Sunday, March 1, 2015

Class Reflections

Reflections on “Learning Theories and Instruction”


By Margery Clemens


While studying the various learning theories, I was surprised to learn how adequately the Adult Learning theories correlate with my current learning style. Relevant and active learning are perhaps the most important elements for me. I become much more engaged when the subject matter relates to what I am interested in and learn best when I can transfer that information to a project or activity that is related to the real world. Learning to write blogs and set up RSS feeds was very interesting, because I was able to use this information to create a blog for my website. I became easily distracted when the subject matter did not directly relate to what I am interested in or if it did not offer an opportunity to work on a hands-on project. I am very much like this at work also. If I am facilitating a crisis management call or creating a root cause trend analysis I am focused, alert and able to work for hours on end. But meetings, conference calls and general system monitoring bores me to tears and my attention wavers after only a few minutes. Most of my co-workers are the same and we spend a lot of time multi tasking to prevent boredom.


The information I learned in this course will help me understand the needs of the learners who will be using my course designs to learn a new skill. My future work will be with adult learners and I believe that I have a deeper understanding of what motivates and drives them. As an adult learner myself, I can see that relevance and the ability to create or use a hands on process is very important.

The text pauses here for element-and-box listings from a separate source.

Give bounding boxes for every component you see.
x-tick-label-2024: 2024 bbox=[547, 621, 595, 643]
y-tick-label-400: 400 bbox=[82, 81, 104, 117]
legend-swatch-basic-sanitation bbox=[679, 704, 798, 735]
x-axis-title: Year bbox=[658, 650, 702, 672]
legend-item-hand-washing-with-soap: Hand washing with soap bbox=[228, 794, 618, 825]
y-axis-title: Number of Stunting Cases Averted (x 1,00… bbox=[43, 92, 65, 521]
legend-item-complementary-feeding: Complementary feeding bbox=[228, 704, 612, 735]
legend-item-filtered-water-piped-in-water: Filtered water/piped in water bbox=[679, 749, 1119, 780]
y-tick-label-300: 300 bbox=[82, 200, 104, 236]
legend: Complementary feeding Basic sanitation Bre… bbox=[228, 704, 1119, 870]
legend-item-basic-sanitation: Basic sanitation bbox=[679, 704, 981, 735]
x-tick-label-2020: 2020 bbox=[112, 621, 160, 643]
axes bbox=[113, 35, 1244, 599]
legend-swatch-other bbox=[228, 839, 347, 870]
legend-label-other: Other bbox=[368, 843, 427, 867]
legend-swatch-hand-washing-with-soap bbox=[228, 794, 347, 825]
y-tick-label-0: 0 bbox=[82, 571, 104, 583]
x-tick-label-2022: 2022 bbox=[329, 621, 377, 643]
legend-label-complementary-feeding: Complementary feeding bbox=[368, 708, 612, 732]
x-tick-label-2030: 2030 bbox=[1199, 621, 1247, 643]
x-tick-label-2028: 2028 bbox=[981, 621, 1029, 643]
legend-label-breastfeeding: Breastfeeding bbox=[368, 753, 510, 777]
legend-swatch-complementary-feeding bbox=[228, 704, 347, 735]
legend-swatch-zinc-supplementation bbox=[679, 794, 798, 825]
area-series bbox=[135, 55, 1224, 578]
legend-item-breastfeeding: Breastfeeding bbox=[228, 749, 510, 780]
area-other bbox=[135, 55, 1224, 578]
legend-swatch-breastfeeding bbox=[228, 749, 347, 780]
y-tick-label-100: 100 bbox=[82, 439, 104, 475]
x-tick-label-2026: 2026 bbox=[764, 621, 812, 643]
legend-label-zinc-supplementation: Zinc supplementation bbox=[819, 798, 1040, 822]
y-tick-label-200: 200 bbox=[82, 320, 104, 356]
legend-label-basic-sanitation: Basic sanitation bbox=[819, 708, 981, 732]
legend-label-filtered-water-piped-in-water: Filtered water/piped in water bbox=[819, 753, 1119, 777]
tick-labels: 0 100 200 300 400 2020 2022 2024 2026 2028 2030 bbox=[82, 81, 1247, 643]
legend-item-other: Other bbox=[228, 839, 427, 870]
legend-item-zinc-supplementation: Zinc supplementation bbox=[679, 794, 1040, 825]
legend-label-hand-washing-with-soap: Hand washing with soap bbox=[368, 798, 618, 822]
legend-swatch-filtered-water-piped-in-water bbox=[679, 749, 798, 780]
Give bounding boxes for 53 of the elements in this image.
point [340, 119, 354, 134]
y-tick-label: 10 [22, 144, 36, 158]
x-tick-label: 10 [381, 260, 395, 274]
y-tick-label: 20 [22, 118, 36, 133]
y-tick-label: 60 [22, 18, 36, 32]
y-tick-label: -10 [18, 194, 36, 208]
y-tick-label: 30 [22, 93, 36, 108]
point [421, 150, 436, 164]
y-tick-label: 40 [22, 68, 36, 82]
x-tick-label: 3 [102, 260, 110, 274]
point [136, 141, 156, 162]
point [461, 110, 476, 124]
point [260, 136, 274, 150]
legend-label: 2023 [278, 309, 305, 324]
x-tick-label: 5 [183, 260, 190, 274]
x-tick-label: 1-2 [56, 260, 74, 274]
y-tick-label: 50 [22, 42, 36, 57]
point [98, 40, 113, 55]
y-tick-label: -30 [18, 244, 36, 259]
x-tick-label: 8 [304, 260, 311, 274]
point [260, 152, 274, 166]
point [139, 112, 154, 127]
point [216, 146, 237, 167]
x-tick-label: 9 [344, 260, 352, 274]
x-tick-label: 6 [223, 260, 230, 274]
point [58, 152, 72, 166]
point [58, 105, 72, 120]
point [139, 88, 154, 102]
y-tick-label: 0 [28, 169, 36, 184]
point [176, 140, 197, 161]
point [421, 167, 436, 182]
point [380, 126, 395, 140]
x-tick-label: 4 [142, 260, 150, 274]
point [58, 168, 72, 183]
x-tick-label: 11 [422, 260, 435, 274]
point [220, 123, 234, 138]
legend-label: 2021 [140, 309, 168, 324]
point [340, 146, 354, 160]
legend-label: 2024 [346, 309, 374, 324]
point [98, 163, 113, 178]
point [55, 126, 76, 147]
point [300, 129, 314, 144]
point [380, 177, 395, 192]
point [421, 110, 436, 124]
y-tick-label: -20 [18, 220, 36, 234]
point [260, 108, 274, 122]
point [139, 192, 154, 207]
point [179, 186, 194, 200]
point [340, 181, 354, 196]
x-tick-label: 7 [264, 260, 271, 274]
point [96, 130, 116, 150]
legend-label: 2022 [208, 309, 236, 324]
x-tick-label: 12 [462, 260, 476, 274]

Overall, this class was insightful and I will refer back to the many theories often as I design courses in the future. However, there were some drawbacks. With the exception of the blog and RSS feeds, there was not a lot of hands on work. Most weeks were filled with a large amount of reading and one discussion. I found it difficult to stay motivated and often procrastinated, which then frustrated me because I prefer to get my schoolwork out of the way before the week-end. I would have preferred working with assignments that were more relevant to my future role as an instructional designer. Perhaps designing or describing a scenario in which each of the theories could be used as an instructional designer would have helped show the relevance. I also would have enjoyed reading specific examples of how real life designers used these theories in their work.